Question

If \(X \sim \beta_1(\alpha, \beta)\) such that parameters \(\alpha, \beta\) are unknown, then the sufficient statistic for \((\alpha, \beta)\) is

• A. \( T = (\sum x_i, \sum (1-x_i)) \)
• B. \( T = (\prod x_i, \sum (1-x_i)) \)
• C. \( T = (\sum x_i, \prod (1-x_i)) \)
• D. \( T = (\prod x_i, \prod (1-x_i)) \)

Hint:

For distributions in the exponential family, the sufficient statistic can be read directly from the form of the PDF. The Beta distribution is in the two-parameter exponential family, and its sufficient statistics are \( \sum \ln(X_i) \) and \( \sum \ln(1-X_i) \), which are one-to-one functions of \( \prod X_i \) and \( \prod (1-X_i) \).

Answer 1

The Correct Option is D

Step 1: Understanding the Concept:
A sufficient statistic for a set of parameters is a function of the sample data that captures all the information about the parameters contained in the sample.

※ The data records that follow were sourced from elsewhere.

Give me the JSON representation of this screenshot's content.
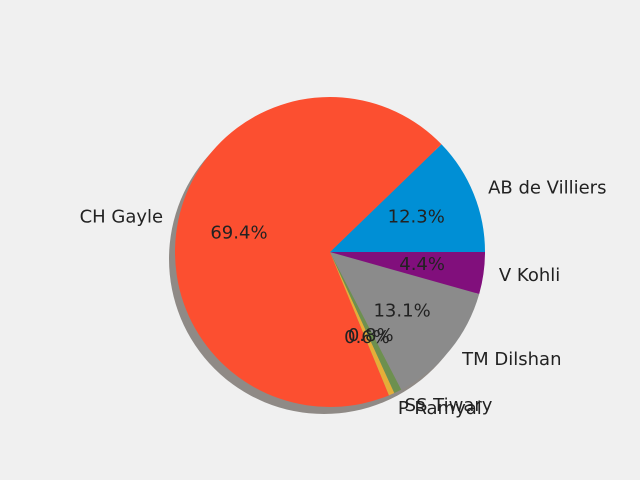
{
  "chart_data": {
    "type": "pie",
    "slices": [
      {
        "label": "AB de Villiers",
        "value": 12.3,
        "pct_label": "12.3%",
        "color": "#008fd5"
      },
      {
        "label": "CH Gayle",
        "value": 69.4,
        "pct_label": "69.4%",
        "color": "#fc4f30"
      },
      {
        "label": "P Ramyal",
        "value": 0.6,
        "pct_label": "0.6%",
        "color": "#e5ae38"
      },
      {
        "label": "SS Tiwary",
        "value": 0.8,
        "pct_label": "0.8%",
        "color": "#6d904f"
      },
      {
        "label": "TM Dilshan",
        "value": 13.1,
        "pct_label": "13.1%",
        "color": "#8b8b8b"
      },
      {
        "label": "V Kohli",
        "value": 4.4,
        "pct_label": "4.4%",
        "color": "#810f7c"
      }
    ],
    "start_angle_deg": 0,
    "direction": "counterclockwise",
    "shadow": true
  }
}
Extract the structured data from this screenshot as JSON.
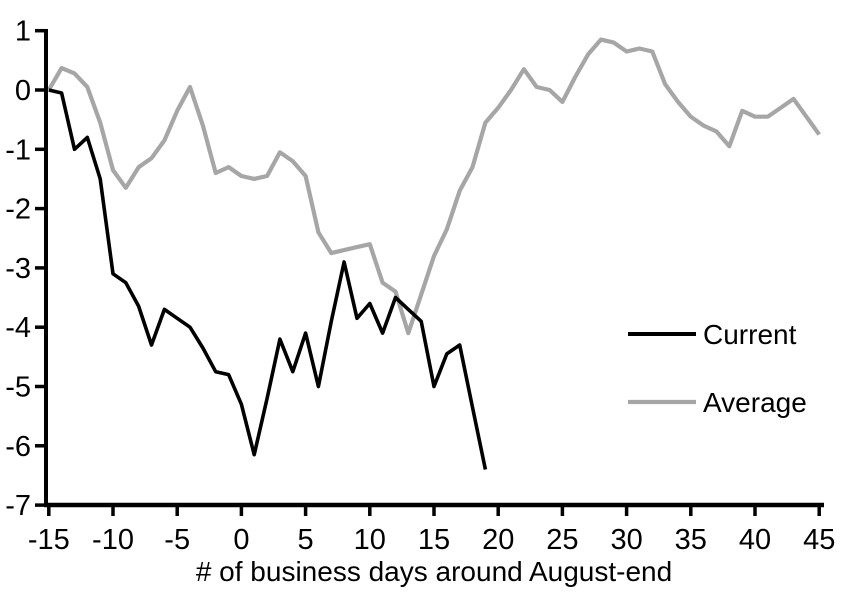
{
  "chart_data": {
    "type": "line",
    "title": "",
    "xlabel": "# of business days around August-end",
    "ylabel": "",
    "xlim": [
      -15,
      45
    ],
    "ylim": [
      -7,
      1
    ],
    "grid": false,
    "legend_position": "right-middle",
    "x_ticks": [
      -15,
      -10,
      -5,
      0,
      5,
      10,
      15,
      20,
      25,
      30,
      35,
      40,
      45
    ],
    "y_ticks": [
      1,
      0,
      -1,
      -2,
      -3,
      -4,
      -5,
      -6,
      -7
    ],
    "axis_color": "#000000",
    "series": [
      {
        "name": "Current",
        "color": "#000000",
        "x_start": -15,
        "x_step": 1,
        "values": [
          0.0,
          -0.05,
          -1.0,
          -0.8,
          -1.5,
          -3.1,
          -3.25,
          -3.65,
          -4.3,
          -3.7,
          -3.85,
          -4.0,
          -4.35,
          -4.75,
          -4.8,
          -5.3,
          -6.15,
          -5.2,
          -4.2,
          -4.75,
          -4.1,
          -5.0,
          -3.9,
          -2.9,
          -3.85,
          -3.6,
          -4.1,
          -3.5,
          -3.7,
          -3.9,
          -5.0,
          -4.45,
          -4.3,
          -5.35,
          -6.4
        ]
      },
      {
        "name": "Average",
        "color": "#a6a6a6",
        "x_start": -15,
        "x_step": 1,
        "values": [
          0.0,
          0.37,
          0.28,
          0.05,
          -0.55,
          -1.35,
          -1.65,
          -1.3,
          -1.15,
          -0.85,
          -0.35,
          0.05,
          -0.6,
          -1.4,
          -1.3,
          -1.45,
          -1.5,
          -1.45,
          -1.05,
          -1.2,
          -1.45,
          -2.4,
          -2.75,
          -2.7,
          -2.65,
          -2.6,
          -3.25,
          -3.4,
          -4.1,
          -3.45,
          -2.8,
          -2.35,
          -1.7,
          -1.3,
          -0.55,
          -0.3,
          0.0,
          0.35,
          0.05,
          0.0,
          -0.2,
          0.22,
          0.6,
          0.85,
          0.8,
          0.65,
          0.7,
          0.65,
          0.1,
          -0.2,
          -0.45,
          -0.6,
          -0.7,
          -0.95,
          -0.35,
          -0.45,
          -0.45,
          -0.3,
          -0.15,
          -0.45,
          -0.75
        ]
      }
    ]
  }
}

The Fisher-Neyman Factorization Theorem is the standard tool to find a sufficient statistic.

Step 2: Key Formula or Approach:
The Fisher-Neyman Factorization Theorem states that a statistic \(T(\mathbf{X})\) is sufficient for \(\theta\) if and only if the joint probability density function \(f(\mathbf{x}|\theta)\) can be factored into two functions: \[ f(\mathbf{x}|\theta) = g(T(\mathbf{x}), \theta) . h(\mathbf{x}) \] where \(g\) depends on the data only through the statistic \(T\), and \(h\) does not depend on the parameter \(\theta\).

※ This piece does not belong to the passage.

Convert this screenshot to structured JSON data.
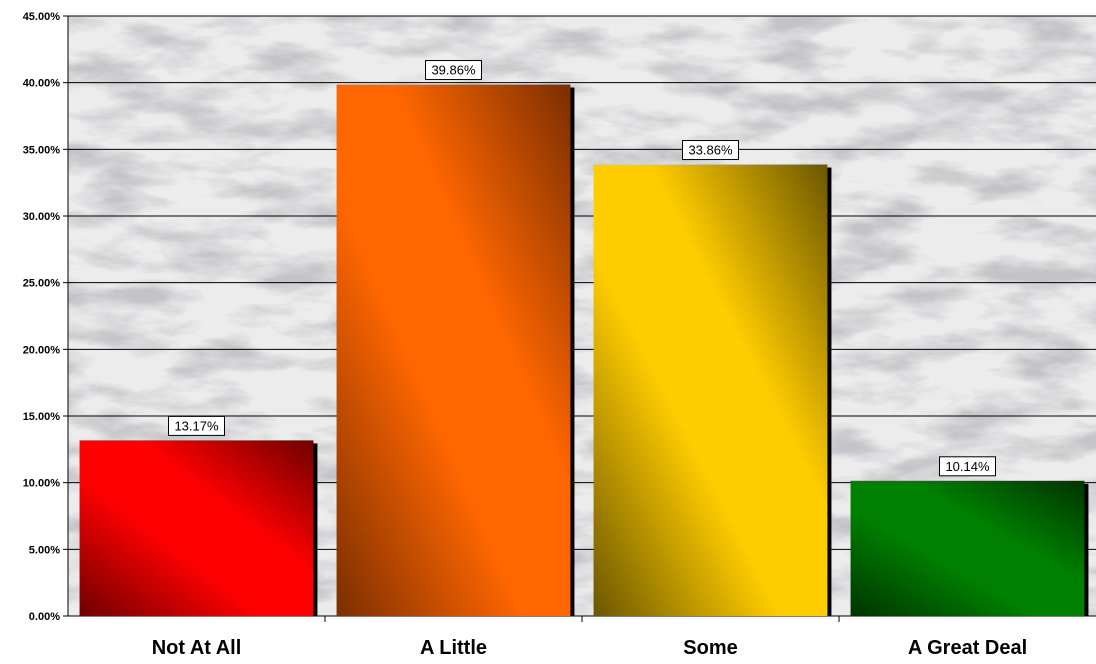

Step 3: Detailed Explanation:
The probability density function (PDF) for a Beta distribution of the first kind is: \[ f(x; \alpha, \beta) = \frac{\Gamma(\alpha+\beta)}{\Gamma(\alpha)\Gamma(\beta)} x^{\alpha-1}(1-x)^{\beta-1}, \quad 0<x<1 \] For a random sample of size \(n\), \(X_1, \dots, X_n\), the joint PDF (or likelihood function) is the product of the individual PDFs: \[ L(\alpha, \beta | \mathbf{x}) = \prod_{i=1}^n \left[ \frac{\Gamma(\alpha+\beta)}{\Gamma(\alpha)\Gamma(\beta)} x_i^{\alpha-1}(1-x_i)^{\beta-1} \right] \] \[ = \left( \frac{\Gamma(\alpha+\beta)}{\Gamma(\alpha)\Gamma(\beta)} \right)^n \left( \prod_{i=1}^n x_i \right)^{\alpha-1} \left( \prod_{i=1}^n (1-x_i) \right)^{\beta-1} \] Let's identify the parts for the factorization theorem. Let \( T(\mathbf{x}) = \left( \prod_{i=1}^n x_i, \prod_{i=1}^n (1-x_i) \right) \). Let's call the components \(T_1\) and \(T_2\). Then we can write the likelihood as: \[ L(\alpha, \beta | \mathbf{x}) = \left[ \left( \frac{\Gamma(\alpha+\beta)}{\Gamma(\alpha)\Gamma(\beta)} \right)^n T_1^{\alpha-1} T_2^{\beta-1} \right] . 1 \] Here, - \( g(T(\mathbf{x}), (\alpha, \beta)) = \left( \frac{\Gamma(\alpha+\beta)}{\Gamma(\alpha)\Gamma(\beta)} \right)^n \left(\prod x_i\right)^{\alpha-1} \left(\prod (1-x_i)\right)^{\beta-1} \). This function depends on the data only through the statistic \(T = (\prod x_i, \prod (1-x_i))\). - \( h(\mathbf{x}) = 1 \). This function does not depend on the parameters \(\alpha\) or \(\beta\). Since the joint PDF can be factored in this way, by the Fisher-Neyman Factorization Theorem, the statistic \( T = \left(\prod_{i=1}^n X_i, \prod_{i=1}^n (1-X_i)\right) \) is a sufficient statistic for \((\alpha, \beta)\).
Step 4: Final Answer:
The sufficient statistic for \((\alpha, \beta)\) is \( T = (\prod x_i, \prod (1-x_i)) \).